Tese inspira controvérsia

A versão apresentada nas 413 páginas da tese de Marcos Mergarejo deixa o historiador José Newton Meneses indignado. Ele é um dos que defendem a Serra da Estrela como a origem da técnica de fabricação do queijo artesanal mineiro. “Não há em nenhuma documentação qualquer indício da presença de açorianos em Minas Gerais do século 18 ao início do século 19. Vieram, sim, portugueses da Região Central do país, principalmente do Minho.
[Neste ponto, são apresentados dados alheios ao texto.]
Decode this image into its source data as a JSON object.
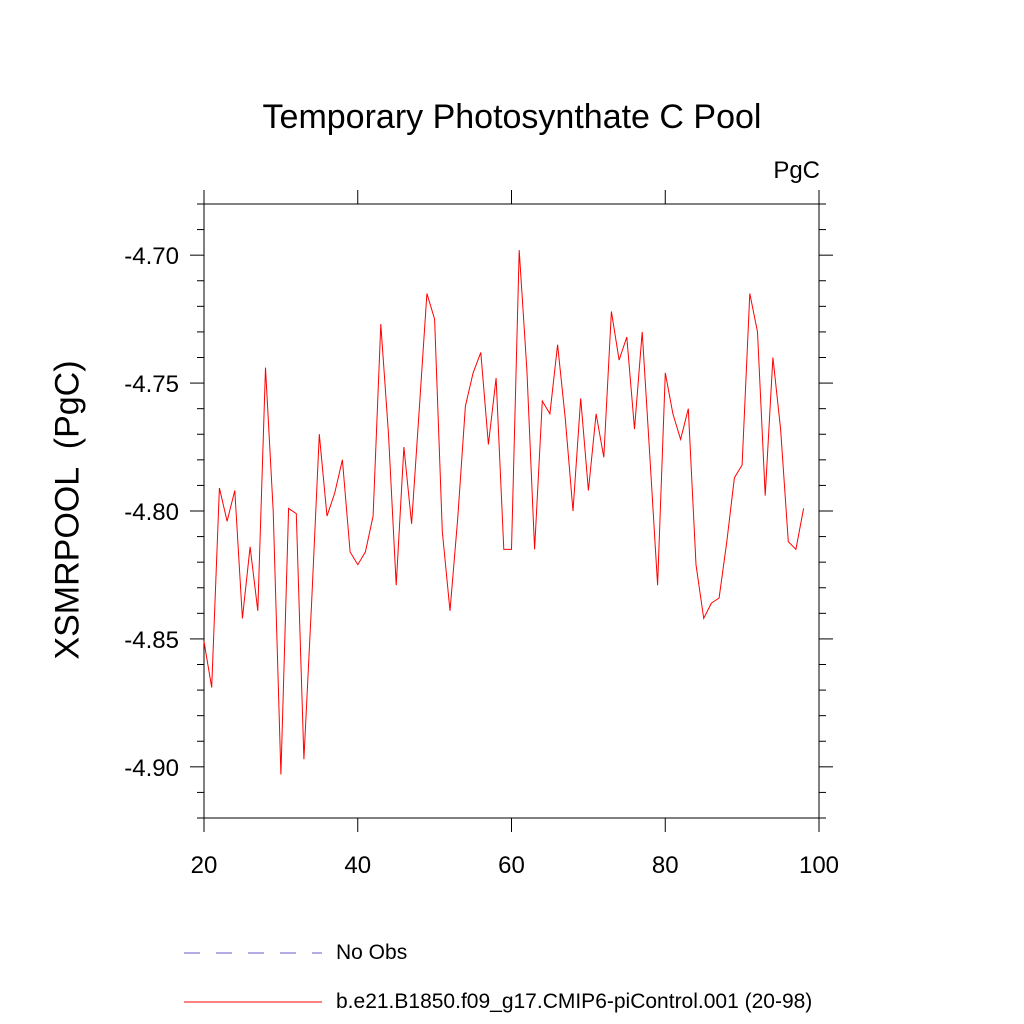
{
  "chart_data": {
    "type": "line",
    "title": "Temporary Photosynthate C Pool",
    "units_label": "PgC",
    "ylabel": "XSMRPOOL  (PgC)",
    "xlabel": "",
    "xlim": [
      20,
      100
    ],
    "ylim": [
      -4.92,
      -4.68
    ],
    "x_ticks": [
      20,
      40,
      60,
      80,
      100
    ],
    "y_ticks": [
      -4.9,
      -4.85,
      -4.8,
      -4.75,
      -4.7
    ],
    "y_tick_labels": [
      "-4.90",
      "-4.85",
      "-4.80",
      "-4.75",
      "-4.70"
    ],
    "grid": false,
    "legend_position": "bottom",
    "series": [
      {
        "name": "No Obs",
        "color": "#6a5acd",
        "style": "dashed",
        "x": [],
        "y": []
      },
      {
        "name": "b.e21.B1850.f09_g17.CMIP6-piControl.001 (20-98)",
        "color": "#ff0000",
        "style": "solid",
        "x": [
          20,
          21,
          22,
          23,
          24,
          25,
          26,
          27,
          28,
          29,
          30,
          31,
          32,
          33,
          34,
          35,
          36,
          37,
          38,
          39,
          40,
          41,
          42,
          43,
          44,
          45,
          46,
          47,
          48,
          49,
          50,
          51,
          52,
          53,
          54,
          55,
          56,
          57,
          58,
          59,
          60,
          61,
          62,
          63,
          64,
          65,
          66,
          67,
          68,
          69,
          70,
          71,
          72,
          73,
          74,
          75,
          76,
          77,
          78,
          79,
          80,
          81,
          82,
          83,
          84,
          85,
          86,
          87,
          88,
          89,
          90,
          91,
          92,
          93,
          94,
          95,
          96,
          97,
          98
        ],
        "y": [
          -4.851,
          -4.869,
          -4.791,
          -4.804,
          -4.792,
          -4.842,
          -4.814,
          -4.839,
          -4.744,
          -4.8,
          -4.903,
          -4.799,
          -4.801,
          -4.897,
          -4.836,
          -4.77,
          -4.802,
          -4.793,
          -4.78,
          -4.816,
          -4.821,
          -4.816,
          -4.802,
          -4.727,
          -4.77,
          -4.829,
          -4.775,
          -4.805,
          -4.76,
          -4.715,
          -4.725,
          -4.808,
          -4.839,
          -4.803,
          -4.759,
          -4.746,
          -4.738,
          -4.774,
          -4.748,
          -4.815,
          -4.815,
          -4.698,
          -4.745,
          -4.815,
          -4.757,
          -4.762,
          -4.735,
          -4.764,
          -4.8,
          -4.756,
          -4.792,
          -4.762,
          -4.779,
          -4.722,
          -4.741,
          -4.732,
          -4.768,
          -4.73,
          -4.779,
          -4.829,
          -4.746,
          -4.762,
          -4.772,
          -4.76,
          -4.821,
          -4.842,
          -4.836,
          -4.834,
          -4.812,
          -4.787,
          -4.782,
          -4.715,
          -4.73,
          -4.794,
          -4.74,
          -4.768,
          -4.812,
          -4.815,
          -4.799
        ]
      }
    ]
  }
}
Portanto, não há prova de que o modo de fazer o queijo de minas veio dos Açores”.

Sobre o fato de os portugueses da Estrela usarem leite de ovinos e o cardo como coalho, ao contrário do leite de vaca e do coalho animal, ele argumenta: “O homem se adapta ao meio. Houve uma adaptação. No mais, tudo é semelhante à Serra da Estrela, do modo de fazer à coleta do pingo.”

Segundo ele, os açorianos foram para outras regiões do país, especialmente o Sul. Mergarejo, em seu trabalho, até registra a vinda de portugueses do Minho para Minas Gerais naquele período, mas afirma que eles não se davam ao trato de animais. “O pessoal do Minho era essencialmente agricultor.”

Elmer de Almeida, gerente regional da Empresa de Assistência Técnica e Extensão Rural (Emater-MG), reforça a tese do pesquisador: “O José Newton pesquisou. Estive com o Marcos na Serra da Estrela. A técnica usada lá é totalmente diferente e a maturação do queijo é superior a três meses, ao contrário daqui”.

Elmer acrescenta que documentos comprovam a existência de uma fazenda de açorianos em Caeté (Grande BH) e da presença deles em Medeiros (Centro-Oeste). “Só que eram tratados como portugueses.”